Se c’è un “papa” vero dentro la più grande azienda sanitaria calabrese e una delle più ingombranti del Paese questo, o questa, è da rintracciare nel responsabile dell’U.o.c. Spedalità. Tutto passa da questa postazione, o quasi. E ci passa soprattutto il regno delle cliniche private accreditate con tutto quello che questo significa dalle parti conterranee. A ricoprire questo prestigioso e impegnativo ruolo, al momento, è Giuliana Bernaudo, un profilo identitario di lungo corso e di comprovata esperienza in campo di management sanitario. Ma proprio Giuliana Bernaudo, oggi al comando della “Spedalità” dentro l’Asp più grande che c’è, è oggetto di una pesante denuncia da parte del vertice dell’Aiop, l’associazione dell’ospedalità privata. Che in una lettera datata 13 maggio “avverte” il commissario dell’Asp (ma anche Santelli, Cotticelli, Crocco e Belcastro) che tira aria di profonda anomalia dentro il Palazzo con profili di «palese incompatibilità della posizione di Giuliana Bernaudo».
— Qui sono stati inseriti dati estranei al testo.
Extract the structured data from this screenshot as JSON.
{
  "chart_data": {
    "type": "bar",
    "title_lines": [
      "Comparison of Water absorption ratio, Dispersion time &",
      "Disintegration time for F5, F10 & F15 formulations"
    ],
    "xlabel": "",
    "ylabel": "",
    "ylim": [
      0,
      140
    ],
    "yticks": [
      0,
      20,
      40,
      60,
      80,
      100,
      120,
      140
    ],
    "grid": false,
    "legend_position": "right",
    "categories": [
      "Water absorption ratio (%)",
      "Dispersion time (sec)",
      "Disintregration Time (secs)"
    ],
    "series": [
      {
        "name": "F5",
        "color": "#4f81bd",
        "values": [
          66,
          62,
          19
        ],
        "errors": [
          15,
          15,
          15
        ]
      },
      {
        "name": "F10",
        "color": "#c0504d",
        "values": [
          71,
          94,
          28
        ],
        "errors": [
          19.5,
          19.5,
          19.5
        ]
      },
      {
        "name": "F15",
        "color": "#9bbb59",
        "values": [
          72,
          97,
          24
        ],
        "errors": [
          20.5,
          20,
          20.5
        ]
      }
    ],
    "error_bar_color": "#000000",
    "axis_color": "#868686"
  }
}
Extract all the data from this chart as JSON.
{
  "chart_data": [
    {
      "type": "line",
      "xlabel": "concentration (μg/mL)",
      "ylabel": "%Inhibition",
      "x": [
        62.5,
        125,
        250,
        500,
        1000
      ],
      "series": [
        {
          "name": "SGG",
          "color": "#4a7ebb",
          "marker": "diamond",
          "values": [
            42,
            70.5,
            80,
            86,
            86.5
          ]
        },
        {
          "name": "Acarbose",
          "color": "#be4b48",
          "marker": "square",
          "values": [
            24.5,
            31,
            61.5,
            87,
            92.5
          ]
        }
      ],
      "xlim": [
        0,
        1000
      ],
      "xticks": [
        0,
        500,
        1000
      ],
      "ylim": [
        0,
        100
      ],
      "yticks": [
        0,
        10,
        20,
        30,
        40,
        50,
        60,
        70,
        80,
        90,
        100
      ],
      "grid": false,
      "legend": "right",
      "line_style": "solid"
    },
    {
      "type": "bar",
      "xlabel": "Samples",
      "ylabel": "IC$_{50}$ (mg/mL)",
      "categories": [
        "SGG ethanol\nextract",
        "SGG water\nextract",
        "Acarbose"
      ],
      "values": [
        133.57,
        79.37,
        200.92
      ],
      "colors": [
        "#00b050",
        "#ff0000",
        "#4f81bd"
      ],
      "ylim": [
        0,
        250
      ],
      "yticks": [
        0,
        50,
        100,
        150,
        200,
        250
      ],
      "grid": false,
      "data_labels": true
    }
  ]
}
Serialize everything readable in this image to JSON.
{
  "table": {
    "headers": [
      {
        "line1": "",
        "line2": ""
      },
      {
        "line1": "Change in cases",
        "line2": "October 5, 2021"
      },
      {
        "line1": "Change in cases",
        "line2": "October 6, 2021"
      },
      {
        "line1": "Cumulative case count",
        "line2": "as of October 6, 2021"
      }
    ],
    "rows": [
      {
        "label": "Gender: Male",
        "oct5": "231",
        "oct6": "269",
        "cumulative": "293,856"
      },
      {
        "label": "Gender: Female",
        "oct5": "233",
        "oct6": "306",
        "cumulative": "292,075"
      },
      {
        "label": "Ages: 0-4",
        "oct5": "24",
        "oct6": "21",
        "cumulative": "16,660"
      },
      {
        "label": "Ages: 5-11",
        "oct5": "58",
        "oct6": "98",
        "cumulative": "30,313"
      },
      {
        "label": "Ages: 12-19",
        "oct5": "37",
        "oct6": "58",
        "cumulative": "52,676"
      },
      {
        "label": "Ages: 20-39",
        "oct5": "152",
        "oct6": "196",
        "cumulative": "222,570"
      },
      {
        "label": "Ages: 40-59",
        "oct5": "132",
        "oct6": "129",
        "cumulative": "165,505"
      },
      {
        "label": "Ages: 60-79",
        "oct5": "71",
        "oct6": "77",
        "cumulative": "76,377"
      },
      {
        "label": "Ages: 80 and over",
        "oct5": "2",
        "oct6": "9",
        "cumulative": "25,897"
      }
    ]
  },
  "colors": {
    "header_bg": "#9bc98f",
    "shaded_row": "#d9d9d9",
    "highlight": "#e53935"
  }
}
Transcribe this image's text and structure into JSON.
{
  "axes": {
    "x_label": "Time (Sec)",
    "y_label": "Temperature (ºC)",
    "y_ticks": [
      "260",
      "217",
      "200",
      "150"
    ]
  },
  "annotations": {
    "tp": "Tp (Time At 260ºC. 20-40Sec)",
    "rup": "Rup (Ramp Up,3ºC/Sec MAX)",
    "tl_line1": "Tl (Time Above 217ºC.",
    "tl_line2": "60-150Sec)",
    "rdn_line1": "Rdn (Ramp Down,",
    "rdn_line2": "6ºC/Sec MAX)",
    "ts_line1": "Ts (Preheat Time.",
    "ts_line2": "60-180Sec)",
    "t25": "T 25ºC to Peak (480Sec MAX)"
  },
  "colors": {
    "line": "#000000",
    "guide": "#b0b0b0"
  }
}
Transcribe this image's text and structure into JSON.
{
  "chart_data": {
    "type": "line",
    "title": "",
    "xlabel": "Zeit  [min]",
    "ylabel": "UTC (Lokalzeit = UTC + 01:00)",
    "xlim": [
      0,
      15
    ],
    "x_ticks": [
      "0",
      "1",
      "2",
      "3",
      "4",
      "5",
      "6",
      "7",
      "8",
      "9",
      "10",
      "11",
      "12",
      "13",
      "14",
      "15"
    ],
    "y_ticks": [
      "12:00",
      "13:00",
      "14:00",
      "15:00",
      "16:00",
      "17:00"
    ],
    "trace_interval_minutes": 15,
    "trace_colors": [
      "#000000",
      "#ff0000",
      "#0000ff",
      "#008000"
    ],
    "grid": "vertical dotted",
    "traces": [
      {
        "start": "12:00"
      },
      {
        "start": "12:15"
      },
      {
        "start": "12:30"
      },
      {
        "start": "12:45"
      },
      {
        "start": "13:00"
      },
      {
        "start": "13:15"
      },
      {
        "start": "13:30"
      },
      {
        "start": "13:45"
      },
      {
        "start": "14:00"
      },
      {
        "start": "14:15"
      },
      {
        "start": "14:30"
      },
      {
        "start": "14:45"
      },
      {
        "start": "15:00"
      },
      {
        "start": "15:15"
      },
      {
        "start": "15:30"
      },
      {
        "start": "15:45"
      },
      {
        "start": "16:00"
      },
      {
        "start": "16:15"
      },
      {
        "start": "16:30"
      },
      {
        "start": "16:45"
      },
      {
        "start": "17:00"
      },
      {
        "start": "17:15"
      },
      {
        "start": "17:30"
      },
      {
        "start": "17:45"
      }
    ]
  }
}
Nel 2010 proprio Bernaudo è autrice «di una circostanziata denuncia per truffa aggravata nei confronti di diverse strutture – si legge nel documento dell’Aiop -. Il lungo processo si è concluso con l’assoluzione piena di tutti gli imputati per insussistenza dei fatti denunciati». E non è tutto, secondo l’Aiop. Perché ora le cliniche denunciate da Bernaudo (e totalmente assolte) intendono passare all’attacco «manifestando la loro intenzione di procedere per calunnia e risarcimento danni nei confronti della d.ssa Bernaudo». Da denunciante a probabile denunciata. E, per di più, ricoprendo il ruolo di “controllore” delle stesse cliniche private che ora passano all’attacco. «In questa situazione – continua ancora l’Aiop nella sua denuncia al commissario dell’Asp di Cosenza -, emerge in maniera palese e conclamata l’incompatibilità di Bernaudo a permanere in un ruolo che comporta l’esercizio di poteri e lo svolgimento di attività che per i motivi di cui sopra – e cioè per la calunnia che i soggetti assolti ritengono sia stata posta in essere e per l’instauranda azione penale dagli stessi annunciata – non può essere realizzata con la necessaria serenità, imparzialità ed oggettività di giudizio».
Il “controllore” che diventa “controllato”, o “controllata”. «Per questo – conclude l’Aiop – le rappresento l’urgenza di un suo prudenziale diretto ed immediato intervento».

I.T.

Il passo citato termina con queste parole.